Tiny Neural Network (From First Principles): Binary Classification
Context
You will implement and analyze a minimal neural network for binary classification with one hidden layer. Assume a dataset with features X ∈ R^{N×D} and labels y ∈ {0,1}^N. The network has:
-
Hidden layer: H units with an activation (ReLU or tanh).
-
Output layer: 1 unit with a sigmoid for P(y=1|x).
Use vectorized NumPy (or similar) without autograd.
Tasks
-
Forward pass
-
Define shapes: W1 ∈ R^{D×H}, b1 ∈ R^{H}, W2 ∈ R^{H×1}, b2 ∈ R^{1}.
-
Compute z1 = XW1 + b1, a1 = f(z1), z2 = a1W2 + b2, p = σ(z2).
-
Loss (numerically stable)
-
Implement binary cross-entropy. Use a stable formulation (e.g., softplus: log(1+exp(x)) or log-sum-exp) to avoid overflow/underflow.
-
Backward pass (analytic gradients; no autograd)
-
Derive and implement gradients for W1, b1, W2, b2.
-
Optimization
-
Implement gradient descent updates for all parameters.
-
Gradient checking
-
Verify gradients by finite differences: g_num ≈ (L(θ+ε) − L(θ−ε)) / (2ε).

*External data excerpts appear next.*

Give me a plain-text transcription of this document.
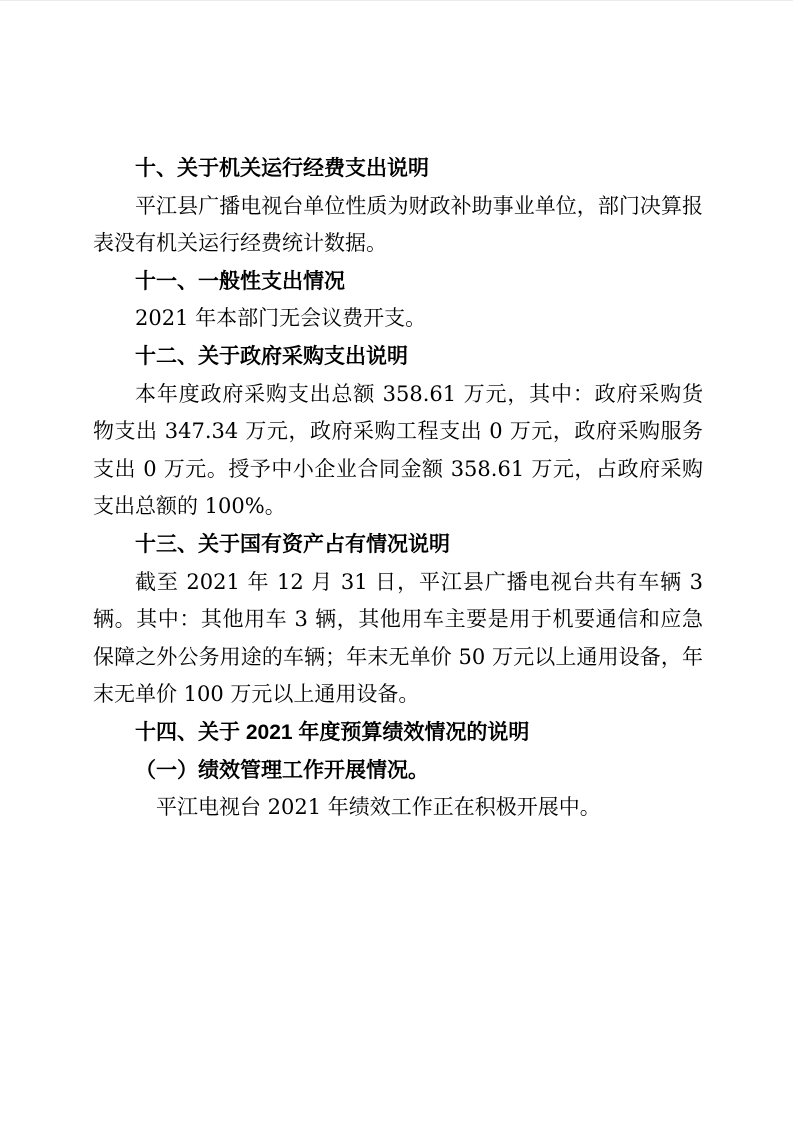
十、关于机关运行经费支出说明

平江县广播电视台单位性质为财政补助事业单位，部门决算报表没有机关运行经费统计数据。

十一、一般性支出情况

2021 年本部门无会议费开支。

十二、关于政府采购支出说明

本年度政府采购支出总额 358.61 万元，其中：政府采购货物支出 347.34 万元，政府采购工程支出 0 万元，政府采购服务支出 0 万元。授予中小企业合同金额 358.61 万元，占政府采购支出总额的 100%。

十三、关于国有资产占有情况说明

截至 2021 年 12 月 31 日，平江县广播电视台共有车辆 3 辆。其中：其他用车 3 辆，其他用车主要是用于机要通信和应急保障之外公务用途的车辆；年末无单价 50 万元以上通用设备，年末无单价 100 万元以上通用设备。

十四、关于 2021 年度预算绩效情况的说明

（一）绩效管理工作开展情况。

平江电视台 2021 年绩效工作正在积极开展中。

Report relative errors.
-
Discussion
-
Numerical stability (sigmoid/logistic loss, softplus/log-sum-exp, log1p, expm1, clipping).
-
Initialization (He vs Xavier; biases).
-
Activation choices (ReLU, tanh, sigmoid; pros/cons).
-
Batch size and gradient variance; learning-rate scaling.
Deliverables
-
Clean, vectorized code for forward, loss, backward, training loop, and gradient check.
-
Short written derivations and notes on the topics above.